Department of Neurology, Imaging Genetics Center, Laboratory of Neuro Imaging, UCLA School of Medicine, Los Angeles, CA 90025, USA.
Brain Connect. 2013;3(4):407-22. doi: 10.1089/brain.2012.0137.
Brain connectivity analyses show considerable promise for understanding how our neural pathways gradually break down in aging and Alzheimer's disease (AD). Even so, we know very little about how the brain's networks change in AD, and which metrics are best to evaluate these changes. To better understand how AD affects brain connectivity, we analyzed anatomical connectivity based on 3-T diffusion-weighted images from 111 subjects (15 with AD, 68 with mild cognitive impairment, and 28 healthy elderly; mean age, 73.7±7.6 SD years). We performed whole brain tractography based on the orientation distribution functions, and compiled connectivity matrices showing the proportions of detected fibers interconnecting 68 cortical regions. We computed a variety of measures sensitive to anatomical network topology, including the structural backbone--the so-called "k-core"--of the anatomical network, and the nodal degree. We found widespread network disruptions, as connections were lost in AD. Among other connectivity measures showing disease effects, network nodal degree, normalized characteristic path length, and efficiency decreased with disease, while normalized small-worldness increased, in the whole brain and left and right hemispheres individually. The normalized clustering coefficient also increased in the whole brain; we discuss factors that may cause this effect. The proportions of fibers intersecting left and right cortical regions were asymmetrical in all diagnostic groups. This asymmetry may intensify as disease progressed. Connectivity metrics based on the k-core may help understand brain network breakdown as cognitive impairment increases, revealing how degenerative diseases affect the human connectome.

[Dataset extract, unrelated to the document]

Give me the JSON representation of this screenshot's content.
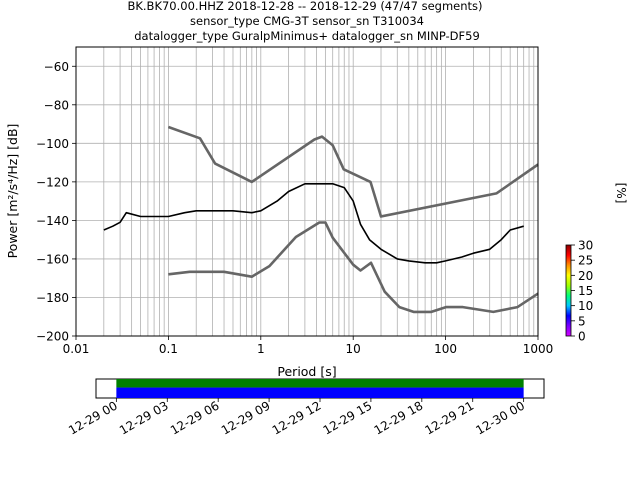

脑连接分析在理解我们的神经通路如何在衰老和阿尔茨海默病(AD)中逐渐崩溃方面显示出巨大的潜力。即便如此,我们对 AD 中大脑网络的变化以及评估这些变化的最佳指标知之甚少。为了更好地了解 AD 如何影响大脑连接,我们分析了 111 名受试者(15 名 AD 患者,68 名轻度认知障碍患者和 28 名健康老年人;平均年龄 73.7±7.6 岁)的基于 3-T 扩散加权图像的解剖连接。我们基于方向分布函数进行了全脑束追踪,并编译了连接矩阵,显示了检测到的纤维在 68 个皮质区域之间的互连比例。我们计算了各种对解剖网络拓扑敏感的度量,包括解剖网络的结构主干——所谓的“k-core”——和节点度。我们发现广泛的网络中断,因为在 AD 中连接丢失。在其他显示疾病影响的连接性测量中,网络节点度、归一化特征路径长度和效率随着疾病的发展而降低,而归一化小世界度在整个大脑和左右半球中分别增加。整个大脑的归一化聚类系数也增加了;我们讨论了可能导致这种效应的因素。在所有诊断组中,左右皮质区域之间的纤维交叉比例都是不对称的。随着疾病的进展,这种不对称性可能会加剧。基于 k-core 的连接性度量可能有助于理解认知障碍增加时大脑网络的崩溃,揭示退行性疾病如何影响人类连接组。